Lei ha sempre scritto canzoni senza compiacere le major o perseguendo facili guadagni. Come ha fatto a restare “integra” e fedele ai suoi princìpi, nell’ambiente discografico, nello star system in generale?
“Ho un buon istinto di conservazione. Credo che vivere a New York in un ambiente povero mi abbia dato il senso di sapere cosa fare e come essere fedele a me stessa. Ricordo che per il remix di Tom’s Diner avrei potuto dire “No, è una distorsione della mia canzone”, ma l’ascoltai e mi è piacque. Non cambiava la canzone, né il significato, né la mia voce, dava solo un sapore differente e potenzialmente dunque più persone potevano gradirla, come infatti avvenne. Ad esempio, mi cercano perché vorrebbero fare parodie di Luka ma io ho sempre detto di no: questa canzone è seria su idee serie e non è un gioco. Insomma, sono molto chiara su quello che permetto e quello che non permetto. Sono cresciuta così, è il mio istinto”.
C’è ancora bisogno di poesia, nella musica?
“In fondo tutto è poesia e tutto è musica: semmai è il modo di esprimere le cose che fa la differenza ed è comunque reale, e va oltre al mondo della televisione.
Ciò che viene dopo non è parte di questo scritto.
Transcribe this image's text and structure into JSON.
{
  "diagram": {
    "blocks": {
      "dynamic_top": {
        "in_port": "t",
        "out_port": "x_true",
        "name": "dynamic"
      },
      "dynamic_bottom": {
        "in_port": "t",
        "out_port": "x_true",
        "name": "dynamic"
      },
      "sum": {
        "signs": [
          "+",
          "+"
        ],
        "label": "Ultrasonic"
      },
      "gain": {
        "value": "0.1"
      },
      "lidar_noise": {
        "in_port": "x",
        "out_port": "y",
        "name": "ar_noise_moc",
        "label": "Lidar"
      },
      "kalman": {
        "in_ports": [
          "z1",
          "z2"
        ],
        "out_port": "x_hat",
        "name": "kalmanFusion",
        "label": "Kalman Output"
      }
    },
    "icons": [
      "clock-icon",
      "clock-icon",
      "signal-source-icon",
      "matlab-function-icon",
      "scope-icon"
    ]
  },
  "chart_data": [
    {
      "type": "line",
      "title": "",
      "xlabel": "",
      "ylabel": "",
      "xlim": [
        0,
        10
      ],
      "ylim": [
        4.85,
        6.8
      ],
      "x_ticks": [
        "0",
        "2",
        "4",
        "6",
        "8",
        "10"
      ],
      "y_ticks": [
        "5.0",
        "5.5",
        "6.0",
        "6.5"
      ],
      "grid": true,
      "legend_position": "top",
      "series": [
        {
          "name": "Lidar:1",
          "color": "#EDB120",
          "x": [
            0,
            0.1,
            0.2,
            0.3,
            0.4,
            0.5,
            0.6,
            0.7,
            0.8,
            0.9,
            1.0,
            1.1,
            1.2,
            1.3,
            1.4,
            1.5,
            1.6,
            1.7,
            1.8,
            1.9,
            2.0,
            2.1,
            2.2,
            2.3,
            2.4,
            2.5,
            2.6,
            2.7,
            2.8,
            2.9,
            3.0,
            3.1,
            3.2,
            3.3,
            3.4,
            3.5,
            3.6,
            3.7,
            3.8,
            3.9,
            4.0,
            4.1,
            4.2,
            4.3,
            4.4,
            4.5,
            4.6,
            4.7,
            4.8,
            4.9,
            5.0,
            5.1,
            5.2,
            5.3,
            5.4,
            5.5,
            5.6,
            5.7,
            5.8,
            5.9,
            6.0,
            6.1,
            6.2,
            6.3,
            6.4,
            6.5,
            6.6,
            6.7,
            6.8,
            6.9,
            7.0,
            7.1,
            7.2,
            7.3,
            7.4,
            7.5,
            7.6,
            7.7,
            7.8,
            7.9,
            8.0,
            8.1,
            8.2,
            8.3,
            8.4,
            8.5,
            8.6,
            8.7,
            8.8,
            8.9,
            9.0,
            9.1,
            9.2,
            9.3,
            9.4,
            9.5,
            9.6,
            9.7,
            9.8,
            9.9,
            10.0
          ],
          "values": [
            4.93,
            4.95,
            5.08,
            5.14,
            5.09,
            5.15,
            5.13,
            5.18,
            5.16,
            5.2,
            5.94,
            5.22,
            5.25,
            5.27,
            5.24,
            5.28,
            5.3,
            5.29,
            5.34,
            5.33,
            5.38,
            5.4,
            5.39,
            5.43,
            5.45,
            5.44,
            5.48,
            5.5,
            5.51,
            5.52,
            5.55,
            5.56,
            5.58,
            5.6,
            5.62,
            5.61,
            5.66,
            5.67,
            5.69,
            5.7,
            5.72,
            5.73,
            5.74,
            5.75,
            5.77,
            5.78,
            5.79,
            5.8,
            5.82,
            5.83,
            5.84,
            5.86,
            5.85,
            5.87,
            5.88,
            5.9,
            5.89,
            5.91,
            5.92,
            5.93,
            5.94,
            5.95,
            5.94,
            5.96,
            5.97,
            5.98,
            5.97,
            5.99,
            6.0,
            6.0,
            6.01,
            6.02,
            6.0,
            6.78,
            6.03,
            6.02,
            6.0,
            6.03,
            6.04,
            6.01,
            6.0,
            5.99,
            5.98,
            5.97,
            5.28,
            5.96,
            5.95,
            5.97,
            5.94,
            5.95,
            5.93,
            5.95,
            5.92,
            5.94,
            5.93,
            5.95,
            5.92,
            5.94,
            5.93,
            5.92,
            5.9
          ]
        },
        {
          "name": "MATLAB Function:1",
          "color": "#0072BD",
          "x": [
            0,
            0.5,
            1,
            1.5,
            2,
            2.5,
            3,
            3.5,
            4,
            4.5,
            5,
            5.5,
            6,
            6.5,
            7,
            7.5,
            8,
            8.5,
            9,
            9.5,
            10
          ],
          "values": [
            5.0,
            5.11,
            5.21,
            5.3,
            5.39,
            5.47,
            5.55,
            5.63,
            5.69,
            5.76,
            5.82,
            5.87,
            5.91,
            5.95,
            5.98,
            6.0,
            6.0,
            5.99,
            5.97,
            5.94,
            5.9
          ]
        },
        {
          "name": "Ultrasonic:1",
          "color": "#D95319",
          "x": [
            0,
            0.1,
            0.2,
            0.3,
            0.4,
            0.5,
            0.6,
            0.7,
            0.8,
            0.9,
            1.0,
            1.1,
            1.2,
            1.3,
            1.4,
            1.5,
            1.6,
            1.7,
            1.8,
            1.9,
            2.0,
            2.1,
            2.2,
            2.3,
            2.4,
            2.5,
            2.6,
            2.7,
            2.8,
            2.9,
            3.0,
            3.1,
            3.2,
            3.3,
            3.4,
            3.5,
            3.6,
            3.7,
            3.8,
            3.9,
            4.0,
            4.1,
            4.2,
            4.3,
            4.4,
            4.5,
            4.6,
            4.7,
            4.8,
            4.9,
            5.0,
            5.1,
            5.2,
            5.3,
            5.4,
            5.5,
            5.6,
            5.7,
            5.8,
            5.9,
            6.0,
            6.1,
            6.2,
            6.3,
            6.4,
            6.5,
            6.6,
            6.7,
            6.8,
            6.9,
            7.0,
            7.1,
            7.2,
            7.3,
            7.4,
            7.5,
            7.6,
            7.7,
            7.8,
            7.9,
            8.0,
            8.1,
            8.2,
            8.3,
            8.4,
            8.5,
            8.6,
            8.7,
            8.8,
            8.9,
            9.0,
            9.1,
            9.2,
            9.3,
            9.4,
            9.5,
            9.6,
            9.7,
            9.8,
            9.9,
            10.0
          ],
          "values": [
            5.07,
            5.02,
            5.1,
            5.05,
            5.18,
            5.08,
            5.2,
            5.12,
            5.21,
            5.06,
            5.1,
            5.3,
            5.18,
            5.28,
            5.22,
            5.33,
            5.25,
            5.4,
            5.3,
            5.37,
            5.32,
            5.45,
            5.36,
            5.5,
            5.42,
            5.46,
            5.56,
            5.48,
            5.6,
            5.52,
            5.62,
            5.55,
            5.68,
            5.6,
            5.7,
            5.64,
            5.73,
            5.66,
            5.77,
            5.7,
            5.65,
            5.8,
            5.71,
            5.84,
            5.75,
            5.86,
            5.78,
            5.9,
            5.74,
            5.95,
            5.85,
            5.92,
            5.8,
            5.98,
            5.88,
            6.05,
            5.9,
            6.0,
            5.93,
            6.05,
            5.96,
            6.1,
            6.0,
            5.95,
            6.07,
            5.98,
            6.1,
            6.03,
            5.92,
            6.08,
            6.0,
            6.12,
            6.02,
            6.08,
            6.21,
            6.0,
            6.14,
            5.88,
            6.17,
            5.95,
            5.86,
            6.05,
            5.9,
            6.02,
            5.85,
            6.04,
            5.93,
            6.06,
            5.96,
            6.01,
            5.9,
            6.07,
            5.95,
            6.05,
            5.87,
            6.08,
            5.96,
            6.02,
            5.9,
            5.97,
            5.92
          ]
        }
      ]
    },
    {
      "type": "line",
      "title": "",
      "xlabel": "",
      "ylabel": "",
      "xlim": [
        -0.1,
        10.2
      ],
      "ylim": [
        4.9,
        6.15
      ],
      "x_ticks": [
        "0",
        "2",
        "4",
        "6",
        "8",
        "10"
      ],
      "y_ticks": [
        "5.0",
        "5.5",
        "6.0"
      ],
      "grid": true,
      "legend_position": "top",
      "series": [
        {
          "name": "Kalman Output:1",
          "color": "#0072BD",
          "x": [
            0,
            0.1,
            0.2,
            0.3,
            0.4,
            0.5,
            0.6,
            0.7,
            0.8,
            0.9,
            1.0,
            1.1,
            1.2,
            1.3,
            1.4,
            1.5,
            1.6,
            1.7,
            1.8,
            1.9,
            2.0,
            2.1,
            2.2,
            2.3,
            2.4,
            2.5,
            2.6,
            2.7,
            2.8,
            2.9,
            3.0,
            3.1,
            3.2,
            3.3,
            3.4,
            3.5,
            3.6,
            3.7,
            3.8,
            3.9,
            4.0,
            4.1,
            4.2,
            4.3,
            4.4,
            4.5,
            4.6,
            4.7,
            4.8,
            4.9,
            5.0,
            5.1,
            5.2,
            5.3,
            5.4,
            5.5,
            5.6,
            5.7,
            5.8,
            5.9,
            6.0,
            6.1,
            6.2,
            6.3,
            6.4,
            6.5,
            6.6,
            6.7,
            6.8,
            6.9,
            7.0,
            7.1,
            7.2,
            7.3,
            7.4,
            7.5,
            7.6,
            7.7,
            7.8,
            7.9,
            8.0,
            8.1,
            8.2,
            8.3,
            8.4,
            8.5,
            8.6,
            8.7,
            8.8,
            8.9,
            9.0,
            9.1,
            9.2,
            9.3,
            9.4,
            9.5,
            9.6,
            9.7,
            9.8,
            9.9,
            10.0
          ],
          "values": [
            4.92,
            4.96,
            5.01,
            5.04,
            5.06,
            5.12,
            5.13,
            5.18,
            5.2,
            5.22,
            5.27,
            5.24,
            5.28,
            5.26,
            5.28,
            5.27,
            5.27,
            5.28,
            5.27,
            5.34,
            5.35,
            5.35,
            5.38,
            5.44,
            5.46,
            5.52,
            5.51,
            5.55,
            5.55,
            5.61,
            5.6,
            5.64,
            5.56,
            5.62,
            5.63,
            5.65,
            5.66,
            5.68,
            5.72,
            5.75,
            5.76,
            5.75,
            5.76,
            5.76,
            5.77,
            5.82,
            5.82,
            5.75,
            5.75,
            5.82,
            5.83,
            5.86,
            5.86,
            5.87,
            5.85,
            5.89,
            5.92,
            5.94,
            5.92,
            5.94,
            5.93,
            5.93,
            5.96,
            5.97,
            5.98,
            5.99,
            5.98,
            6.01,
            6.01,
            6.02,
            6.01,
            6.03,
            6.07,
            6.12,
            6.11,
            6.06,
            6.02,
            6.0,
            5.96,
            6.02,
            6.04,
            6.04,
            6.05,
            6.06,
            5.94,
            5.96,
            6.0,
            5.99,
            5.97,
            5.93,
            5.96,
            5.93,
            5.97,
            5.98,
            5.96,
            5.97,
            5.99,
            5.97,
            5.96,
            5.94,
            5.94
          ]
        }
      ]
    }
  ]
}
Al bambino piccolo cantiamo una canzone per farlo addormentare; se celebriamo un compleanno cantiamo una canzone, lo stesso se festeggiamo il nuovo anno e persino quando si muore, cantiamo una canzone. La musica è sempre presente nelle nostre vite e farà sempre parte di queste. Abbiamo bisogno di canzoni per le cose speciali e di belle parole da ricordare nel tempo”.